Let $\{v_1,v_2,\dots,v_n\}$ be an orthogonal set in $V$, and let $a_1,a_2,\dots,a_n$ be scalars. Prove that $$\left\Vert \sum_{i=1}^na_iv_i \right\Vert^2=\sum_{i=1}^n|a_i|^2\Vert v_i\Vert^2$$

Here's what I've tried, but I don't know if it is correct: $$\left\Vert \sum_{i=1}^na_iv_i \right\Vert^2=\left<\sum_{i=1}^n a_iv_i, \sum_{i=1}^n a_iv_i\right>=\sum_{i=1}^na_i\left<v_i, \sum_{i=1}^na_iv_i \right>=\sum_{i=1}^na_i\left(\sum_{i=1}^n\overline{a_i} <v_i,v_i>\right)=\sum_{i=1}^na_i\left(\sum_{i=1}^n\overline{a_i}\ \Vert v_i\Vert^2 \right)$$ I think that when proving this, I should also relate to the fact that the vectors are orthogonal.

Answer 1

I think the only mistake in your work is the fact that the two summations are linked.

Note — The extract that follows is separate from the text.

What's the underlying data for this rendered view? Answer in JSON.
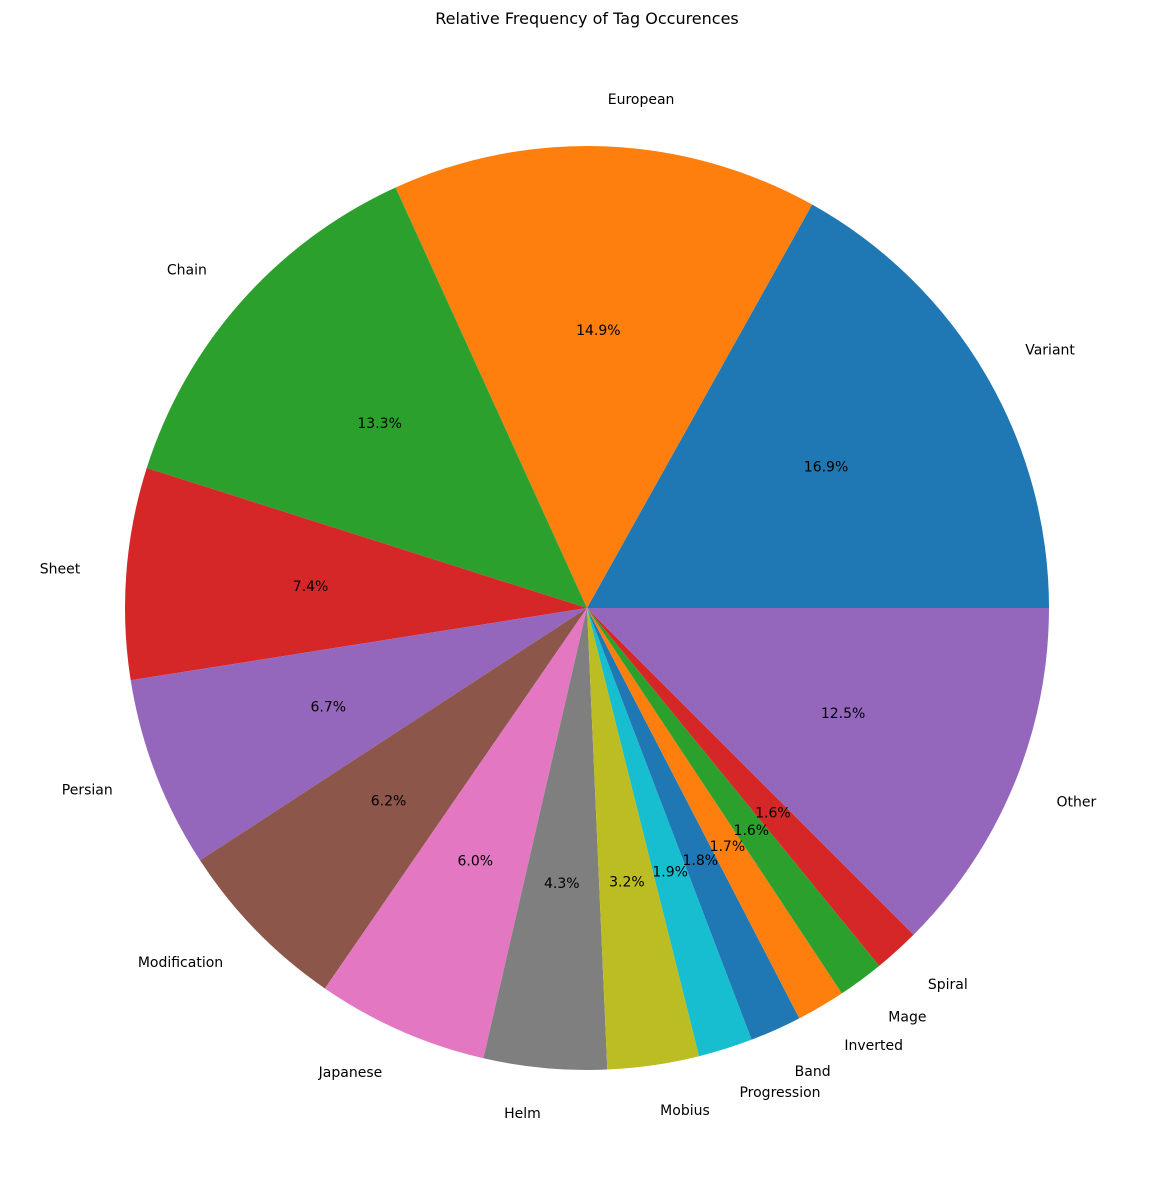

Instead, you should have \begin{align} \left\| \sum^n_{j=1} a_j v_j\right\|^2 =&\ \left\langle \sum^n_{j=1} a_j v_j, \sum^n_{i=1} a_i v_i\right\rangle\\ =&\ \sum^N_{i=1}\sum^N_{j=1} \bar a_ja_i\langle v_j, v_i\rangle \\ =&\ \sum^N_{i=1}\sum^N_{j=1} \bar a_ja_i \delta_{i, j}\|v_i\|^2 = \sum^N_{j=1} |a_j|^2\|v_i\|^2. \end{align}

Answer 2

As an alternative, in matrix form we have

$$M=\begin{bmatrix}v_1&v_2&\ldots&v_n\end{bmatrix},\:a^T=\begin{bmatrix}a_1&a_2&\ldots&a_n\end{bmatrix}$$

then

$$ \sum_{i=1}^na_iv_i =Ma \implies \left\Vert \sum_{i=1}^na_iv_i \right\Vert^2=\left<Ma, Ma\right>=a^TM^TMa=a^T\begin{bmatrix}v_1^Tv_1&v_1^Tv_2&\ldots&v_1^Tv_n\\v_2^Tv_1&v_2^Tv_2&\ldots&v_2^Tv_n\\\ldots&\ldots&\ldots&\ldots\\v_n^Tv_1&v_n^Tv_2&\ldots&v_n^Tv_n\end{bmatrix}a=$$

$$=a^T\begin{bmatrix}v_1^Tv_1&0&\ldots&0\\0&v_2^Tv_2&\ldots&0\\\ldots&\ldots&\ldots&\ldots\\0&0&\ldots&v_n^Tv_n\end{bmatrix}a=\sum_{i=1}^na_i^2(v_i^Tv_i)=\sum_{i=1}^na_i^2\|v_i\|^2$$